Lange war unklar, ob Fredy Fässler (64) je ins Amt zurückkehrt. Auch er selbst konnte nur hoffen. Der Regierungspräsident des Kantons St. Gallen ist vergangenen Oktober schwer gestürzt und lag mehrere Wochen im Spital, danach kam er in die Reha. Doch er kämpfte sich zurück. Seit Anfang Mai kann der SP-Politiker wieder die Regierungssitzungen leiten. In seinem Büro in der St. Galler Innenstadt empfing er Blick zu einem sehr persönlichen Interview.

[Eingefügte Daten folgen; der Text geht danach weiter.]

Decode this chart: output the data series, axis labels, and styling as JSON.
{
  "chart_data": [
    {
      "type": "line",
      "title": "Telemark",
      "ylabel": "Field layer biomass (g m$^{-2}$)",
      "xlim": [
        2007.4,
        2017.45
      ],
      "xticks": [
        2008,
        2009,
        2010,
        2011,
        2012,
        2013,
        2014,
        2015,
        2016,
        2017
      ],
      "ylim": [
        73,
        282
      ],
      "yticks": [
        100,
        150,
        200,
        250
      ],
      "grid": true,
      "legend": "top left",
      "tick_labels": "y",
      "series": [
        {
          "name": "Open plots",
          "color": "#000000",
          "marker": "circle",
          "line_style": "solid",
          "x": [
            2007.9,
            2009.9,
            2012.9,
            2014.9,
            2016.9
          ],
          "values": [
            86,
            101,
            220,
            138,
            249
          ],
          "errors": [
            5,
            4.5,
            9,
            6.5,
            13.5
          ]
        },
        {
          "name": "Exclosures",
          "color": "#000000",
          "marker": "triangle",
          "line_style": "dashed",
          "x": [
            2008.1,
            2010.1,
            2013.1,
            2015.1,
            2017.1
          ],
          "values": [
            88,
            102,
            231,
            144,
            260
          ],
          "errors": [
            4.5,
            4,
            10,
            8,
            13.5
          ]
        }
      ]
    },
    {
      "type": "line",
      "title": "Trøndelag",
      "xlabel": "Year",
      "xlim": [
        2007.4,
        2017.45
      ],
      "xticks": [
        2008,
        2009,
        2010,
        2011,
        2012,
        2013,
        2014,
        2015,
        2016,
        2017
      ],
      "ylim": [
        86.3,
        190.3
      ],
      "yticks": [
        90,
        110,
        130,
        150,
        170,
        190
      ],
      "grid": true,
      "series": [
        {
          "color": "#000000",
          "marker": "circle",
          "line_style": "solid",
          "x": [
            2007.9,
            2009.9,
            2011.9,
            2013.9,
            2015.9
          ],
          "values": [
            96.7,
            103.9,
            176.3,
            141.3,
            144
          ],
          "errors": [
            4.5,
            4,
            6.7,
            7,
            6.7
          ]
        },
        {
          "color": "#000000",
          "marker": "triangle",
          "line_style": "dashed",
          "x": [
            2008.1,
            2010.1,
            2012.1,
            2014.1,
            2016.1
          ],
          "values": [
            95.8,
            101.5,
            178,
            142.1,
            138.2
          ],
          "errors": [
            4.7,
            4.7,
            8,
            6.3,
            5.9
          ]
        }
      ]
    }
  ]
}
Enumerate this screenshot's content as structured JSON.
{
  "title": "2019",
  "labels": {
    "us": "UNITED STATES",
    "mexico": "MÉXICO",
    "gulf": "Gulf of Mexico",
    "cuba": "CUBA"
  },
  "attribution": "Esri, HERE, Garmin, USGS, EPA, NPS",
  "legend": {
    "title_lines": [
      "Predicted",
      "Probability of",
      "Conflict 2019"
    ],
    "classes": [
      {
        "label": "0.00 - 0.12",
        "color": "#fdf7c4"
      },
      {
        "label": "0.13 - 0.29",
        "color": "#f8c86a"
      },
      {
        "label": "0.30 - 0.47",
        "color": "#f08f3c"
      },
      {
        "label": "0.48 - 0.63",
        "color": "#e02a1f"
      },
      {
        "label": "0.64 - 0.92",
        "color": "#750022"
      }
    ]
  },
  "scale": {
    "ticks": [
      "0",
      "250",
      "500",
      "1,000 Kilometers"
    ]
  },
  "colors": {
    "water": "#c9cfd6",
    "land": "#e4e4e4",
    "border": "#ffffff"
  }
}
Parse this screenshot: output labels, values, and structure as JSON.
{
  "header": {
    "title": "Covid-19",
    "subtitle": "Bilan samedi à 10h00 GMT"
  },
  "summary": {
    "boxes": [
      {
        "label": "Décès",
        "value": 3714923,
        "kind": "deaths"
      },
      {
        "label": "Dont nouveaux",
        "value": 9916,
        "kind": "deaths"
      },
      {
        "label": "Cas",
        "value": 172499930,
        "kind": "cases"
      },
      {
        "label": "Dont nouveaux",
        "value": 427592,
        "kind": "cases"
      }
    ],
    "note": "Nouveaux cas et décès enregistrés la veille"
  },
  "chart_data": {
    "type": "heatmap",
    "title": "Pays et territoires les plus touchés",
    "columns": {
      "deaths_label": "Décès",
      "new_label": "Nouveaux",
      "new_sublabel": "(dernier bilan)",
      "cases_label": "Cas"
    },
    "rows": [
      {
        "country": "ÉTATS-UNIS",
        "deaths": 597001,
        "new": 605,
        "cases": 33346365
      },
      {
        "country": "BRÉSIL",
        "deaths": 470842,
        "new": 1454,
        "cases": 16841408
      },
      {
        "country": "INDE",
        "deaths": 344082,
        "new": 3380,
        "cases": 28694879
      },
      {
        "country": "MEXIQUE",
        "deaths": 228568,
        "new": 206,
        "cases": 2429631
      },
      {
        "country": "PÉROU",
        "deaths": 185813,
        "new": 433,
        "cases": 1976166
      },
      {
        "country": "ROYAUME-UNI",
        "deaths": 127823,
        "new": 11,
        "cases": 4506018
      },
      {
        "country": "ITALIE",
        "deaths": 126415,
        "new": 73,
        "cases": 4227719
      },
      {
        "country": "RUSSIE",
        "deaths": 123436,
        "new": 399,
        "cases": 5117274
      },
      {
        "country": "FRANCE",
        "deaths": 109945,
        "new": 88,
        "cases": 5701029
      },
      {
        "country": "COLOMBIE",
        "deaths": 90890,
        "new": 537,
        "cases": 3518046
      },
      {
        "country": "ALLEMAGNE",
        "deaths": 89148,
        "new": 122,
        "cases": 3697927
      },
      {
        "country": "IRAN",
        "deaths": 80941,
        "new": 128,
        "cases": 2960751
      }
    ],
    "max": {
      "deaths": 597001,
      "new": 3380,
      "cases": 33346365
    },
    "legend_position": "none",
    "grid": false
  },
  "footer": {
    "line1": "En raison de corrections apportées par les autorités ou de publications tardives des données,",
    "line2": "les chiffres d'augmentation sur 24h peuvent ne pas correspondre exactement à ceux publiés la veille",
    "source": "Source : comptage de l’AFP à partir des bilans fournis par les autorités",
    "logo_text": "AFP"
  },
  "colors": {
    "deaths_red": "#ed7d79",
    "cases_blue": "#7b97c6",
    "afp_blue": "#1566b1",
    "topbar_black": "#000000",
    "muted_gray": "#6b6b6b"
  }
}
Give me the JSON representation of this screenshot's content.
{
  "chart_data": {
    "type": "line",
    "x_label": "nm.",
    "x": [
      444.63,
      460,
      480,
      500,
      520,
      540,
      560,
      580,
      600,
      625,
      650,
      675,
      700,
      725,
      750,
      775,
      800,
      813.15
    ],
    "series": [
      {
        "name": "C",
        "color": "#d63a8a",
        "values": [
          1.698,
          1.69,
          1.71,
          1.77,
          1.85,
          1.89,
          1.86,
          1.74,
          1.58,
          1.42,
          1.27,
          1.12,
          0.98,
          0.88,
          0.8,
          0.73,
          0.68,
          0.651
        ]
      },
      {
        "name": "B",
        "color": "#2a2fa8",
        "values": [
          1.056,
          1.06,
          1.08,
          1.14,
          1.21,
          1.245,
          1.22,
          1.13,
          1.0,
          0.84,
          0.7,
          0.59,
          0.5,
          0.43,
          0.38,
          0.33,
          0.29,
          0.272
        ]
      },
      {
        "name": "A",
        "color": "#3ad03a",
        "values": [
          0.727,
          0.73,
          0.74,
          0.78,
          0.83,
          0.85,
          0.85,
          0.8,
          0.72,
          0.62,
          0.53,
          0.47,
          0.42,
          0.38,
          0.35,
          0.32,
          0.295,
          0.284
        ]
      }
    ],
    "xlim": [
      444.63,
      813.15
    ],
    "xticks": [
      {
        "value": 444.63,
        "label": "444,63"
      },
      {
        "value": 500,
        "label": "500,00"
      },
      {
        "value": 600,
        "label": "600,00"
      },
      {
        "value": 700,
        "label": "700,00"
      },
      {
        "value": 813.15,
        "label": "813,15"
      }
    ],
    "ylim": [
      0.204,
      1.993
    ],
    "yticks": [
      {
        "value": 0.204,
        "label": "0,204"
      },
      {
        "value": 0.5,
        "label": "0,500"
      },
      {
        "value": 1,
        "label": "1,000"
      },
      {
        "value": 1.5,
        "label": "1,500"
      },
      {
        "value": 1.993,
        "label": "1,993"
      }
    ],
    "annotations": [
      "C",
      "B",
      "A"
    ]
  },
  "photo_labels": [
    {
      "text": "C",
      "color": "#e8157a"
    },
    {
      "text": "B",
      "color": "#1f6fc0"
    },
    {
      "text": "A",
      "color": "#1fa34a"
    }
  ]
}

Blick: Herr Fässler, was war Ihre erste Amtshandlung, als Sie nach fast einem halben Jahr Zwangspause wieder zurück ins Büro kamen? Erst einmal die hunderten von ungelesenen Mails checken?
Fredy Fässler:
Damit hatte ich schon zu Hause begonnen. Ich bin auch vorher schon ab und zu ins Büro gegangen, habe etwas aufgeräumt und Regierungsgeschäfte studiert. Aber ich versuche, es vorsichtig anzugehen. Die Neurologin hat mir die dringende Empfehlung gegeben, nicht zu steil einzusteigen. Daran will ich mich halten. Ich muss ja nicht an jede Hundsverlochete.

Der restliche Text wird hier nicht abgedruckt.